6. Dudhi nu doodh- grated bottlegourd is cooked along with sugar and milk. This is then chilled and served as a dessert.
7. Malida- it is a sweet preparation. Muthias, made of whole wheat flour, are fried and crushed and then cooked with ghee and jaggery. It is served garnished with almonds, pistachios and charoli.
8. Lagan ni seekh- well marinated meat is set in casserole, on which beaten eggs are poured. This casserole is cooked on a slow flame or in the oven. Generally, it is eaten with chapattis.
9. Cutlace-this is also a deep fried meat preparation. The minced meat is marinated with ginger-green chilly paste. Portions of the meat are taken and flattened out into palm size discs. They are coated with rava and beaten eggs and deep fried.
10. Kheem-naan- Minced meat is cooked with whole spices and minimal amount of water, garnished with lots of coriander. It is eaten with naan.
11. Maas pulao- a dal preparation is made with masoor dal and served with boiled rice. This food is generally severed when somebody passes away.
12. Sarki- it is cold soup made with the water of boiled tur dal, Dalia powder and chopped spring onions. It is served with dal-chawal-pallidu.
13. Kheema na samosa- samosas are made with a filling of cooked spicy kheema, spring onions, coriander leaves and mint leaves.
14. Khajla-barfi- puff pastry is mixed with barfi (flavored mava) and eaten. This readily available at mithai shops.
15. Dal gosht- tur dal is cooked with mutton and served either with boiled rice or gakhar.
16. Gakhar- it is bread made with stiff dough of atta. Portions of the dough are rounded up and steamed and then finished off on a tava. It is similar to the batis made in Rajasthan.
17. Gol roti- thick chapattis are made from a semolina & whole wheat flour dough. The chapattis are baked on a tava and then reheated in a pool of pre ghee and served with gol (jaggery).
18. Bhajji- chawli ka Bhajji is cooked with garlic, onions and green chilies. It is served with chapattis. This preparation is mainly eaten during the month of Muharam.
19. Chana bateta-boiled whole Bengal gram and boiled potatoes are mixed with gravy made of onions, cumin seeds, tamarind pulp, jaggery, mint leaves and coriander leaves.
20. Kari-it is a curry made with a special Kari masala, coconut milk and chicken or mutton. Kari is eaten either with boiled rice or with thin tandoori rotis.

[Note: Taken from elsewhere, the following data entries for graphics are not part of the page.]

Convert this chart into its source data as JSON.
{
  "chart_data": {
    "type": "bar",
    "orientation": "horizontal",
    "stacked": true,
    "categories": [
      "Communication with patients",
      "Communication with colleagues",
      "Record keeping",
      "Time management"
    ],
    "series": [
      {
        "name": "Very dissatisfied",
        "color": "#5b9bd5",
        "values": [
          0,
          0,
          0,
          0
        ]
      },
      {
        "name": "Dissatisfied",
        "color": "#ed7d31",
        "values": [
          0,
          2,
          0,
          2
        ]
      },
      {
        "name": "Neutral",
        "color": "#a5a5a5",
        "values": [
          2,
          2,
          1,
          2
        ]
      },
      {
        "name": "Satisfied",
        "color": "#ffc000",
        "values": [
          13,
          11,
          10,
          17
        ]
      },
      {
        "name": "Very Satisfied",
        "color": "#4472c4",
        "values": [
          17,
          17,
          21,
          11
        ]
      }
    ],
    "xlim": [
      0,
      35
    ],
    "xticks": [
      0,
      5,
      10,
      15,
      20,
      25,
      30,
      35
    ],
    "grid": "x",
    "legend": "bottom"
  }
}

21. Sheer khuma- it is sweet kheer type preparation made with dry fruits and sweetened milk. It is prepared on eid-ul-fitar and served to the guests who come to your house on the day of eid.
22. Sodarnu- it is dish made of boiled rice sugar and ghee. It is served in the beginning of the meal and in very small quantities.

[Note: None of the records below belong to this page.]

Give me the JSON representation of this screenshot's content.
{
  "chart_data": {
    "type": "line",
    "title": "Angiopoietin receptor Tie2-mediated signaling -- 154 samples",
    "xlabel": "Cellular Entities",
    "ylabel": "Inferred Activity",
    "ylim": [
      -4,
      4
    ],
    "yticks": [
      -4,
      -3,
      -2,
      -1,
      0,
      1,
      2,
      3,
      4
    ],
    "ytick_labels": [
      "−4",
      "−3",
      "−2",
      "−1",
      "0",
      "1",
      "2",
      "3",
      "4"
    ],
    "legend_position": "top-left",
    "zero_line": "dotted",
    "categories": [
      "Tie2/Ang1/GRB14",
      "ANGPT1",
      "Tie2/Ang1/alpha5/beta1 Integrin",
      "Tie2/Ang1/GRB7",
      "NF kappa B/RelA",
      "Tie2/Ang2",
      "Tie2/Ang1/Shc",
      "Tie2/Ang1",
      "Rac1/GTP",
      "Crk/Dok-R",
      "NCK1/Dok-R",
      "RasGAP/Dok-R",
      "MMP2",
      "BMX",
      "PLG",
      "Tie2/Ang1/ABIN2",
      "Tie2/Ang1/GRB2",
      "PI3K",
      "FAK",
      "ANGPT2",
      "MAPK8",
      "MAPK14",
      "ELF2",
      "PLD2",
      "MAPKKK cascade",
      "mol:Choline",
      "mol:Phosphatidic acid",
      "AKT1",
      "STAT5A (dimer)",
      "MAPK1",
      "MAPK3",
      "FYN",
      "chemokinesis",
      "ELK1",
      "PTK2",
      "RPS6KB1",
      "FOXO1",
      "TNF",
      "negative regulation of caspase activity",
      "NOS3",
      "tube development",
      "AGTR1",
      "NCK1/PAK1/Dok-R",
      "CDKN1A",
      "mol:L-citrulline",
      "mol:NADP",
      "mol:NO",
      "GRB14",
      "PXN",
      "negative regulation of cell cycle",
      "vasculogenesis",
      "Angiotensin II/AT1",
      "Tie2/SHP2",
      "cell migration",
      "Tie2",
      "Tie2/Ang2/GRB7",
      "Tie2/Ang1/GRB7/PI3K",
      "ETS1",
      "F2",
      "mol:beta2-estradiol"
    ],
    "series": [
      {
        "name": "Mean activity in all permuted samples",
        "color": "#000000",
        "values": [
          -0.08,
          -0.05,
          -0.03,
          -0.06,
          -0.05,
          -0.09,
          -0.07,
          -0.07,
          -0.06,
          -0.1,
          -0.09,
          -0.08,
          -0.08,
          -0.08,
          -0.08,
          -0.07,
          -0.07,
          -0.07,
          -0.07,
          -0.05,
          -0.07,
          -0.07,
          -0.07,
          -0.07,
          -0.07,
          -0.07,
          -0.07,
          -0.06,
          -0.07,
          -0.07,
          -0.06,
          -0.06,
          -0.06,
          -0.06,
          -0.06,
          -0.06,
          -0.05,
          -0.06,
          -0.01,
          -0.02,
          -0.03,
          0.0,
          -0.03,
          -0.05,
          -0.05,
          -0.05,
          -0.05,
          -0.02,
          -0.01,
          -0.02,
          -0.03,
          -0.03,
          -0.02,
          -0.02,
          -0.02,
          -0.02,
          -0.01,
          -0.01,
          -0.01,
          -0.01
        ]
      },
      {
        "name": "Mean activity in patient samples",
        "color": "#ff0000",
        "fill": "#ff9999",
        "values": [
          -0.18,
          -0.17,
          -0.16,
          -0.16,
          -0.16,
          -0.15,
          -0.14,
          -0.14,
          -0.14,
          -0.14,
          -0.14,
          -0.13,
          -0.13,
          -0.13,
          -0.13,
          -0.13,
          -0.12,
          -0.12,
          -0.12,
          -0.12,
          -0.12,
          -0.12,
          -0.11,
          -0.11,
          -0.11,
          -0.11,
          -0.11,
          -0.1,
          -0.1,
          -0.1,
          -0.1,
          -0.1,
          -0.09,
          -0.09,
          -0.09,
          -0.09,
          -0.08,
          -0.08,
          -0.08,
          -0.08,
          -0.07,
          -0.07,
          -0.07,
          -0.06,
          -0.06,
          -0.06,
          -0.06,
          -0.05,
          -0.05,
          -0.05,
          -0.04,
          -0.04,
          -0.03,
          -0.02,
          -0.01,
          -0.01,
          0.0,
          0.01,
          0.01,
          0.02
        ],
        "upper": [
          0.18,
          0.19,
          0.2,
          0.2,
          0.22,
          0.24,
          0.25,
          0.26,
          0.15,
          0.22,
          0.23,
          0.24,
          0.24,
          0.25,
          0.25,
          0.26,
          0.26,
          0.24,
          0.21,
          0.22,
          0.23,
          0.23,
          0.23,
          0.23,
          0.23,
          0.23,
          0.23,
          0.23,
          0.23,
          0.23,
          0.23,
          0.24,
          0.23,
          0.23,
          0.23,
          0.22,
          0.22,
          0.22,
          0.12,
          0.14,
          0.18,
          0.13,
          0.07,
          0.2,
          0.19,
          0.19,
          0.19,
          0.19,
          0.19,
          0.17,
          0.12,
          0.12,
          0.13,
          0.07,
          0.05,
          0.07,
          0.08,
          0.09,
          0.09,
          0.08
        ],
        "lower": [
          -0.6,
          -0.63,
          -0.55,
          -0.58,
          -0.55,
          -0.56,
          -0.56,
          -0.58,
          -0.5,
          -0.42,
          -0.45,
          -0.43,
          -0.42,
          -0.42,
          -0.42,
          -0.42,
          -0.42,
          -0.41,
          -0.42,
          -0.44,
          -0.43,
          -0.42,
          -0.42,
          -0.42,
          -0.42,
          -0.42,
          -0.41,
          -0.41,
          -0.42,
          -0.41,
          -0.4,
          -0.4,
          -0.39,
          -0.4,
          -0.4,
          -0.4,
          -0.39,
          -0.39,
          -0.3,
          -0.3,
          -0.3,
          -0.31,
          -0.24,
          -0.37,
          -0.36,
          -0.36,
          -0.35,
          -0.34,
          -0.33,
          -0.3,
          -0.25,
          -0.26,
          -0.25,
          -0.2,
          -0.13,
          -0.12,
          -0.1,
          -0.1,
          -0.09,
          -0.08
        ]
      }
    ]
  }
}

23. Kheema kofta ni tarkari- koftas are made by mixing minced meat peanut powder and roasted chana powder. These koftas are cooked in a gravy made with onions and peanut and chana powder.
24. Thuli- it is a sweet preparation made with broken wheat and jaggery. It is usually made on birthdays.
25. Lachka- it is sweet version of the kichada. Instead of meat and spices, jaggery and ghee is added.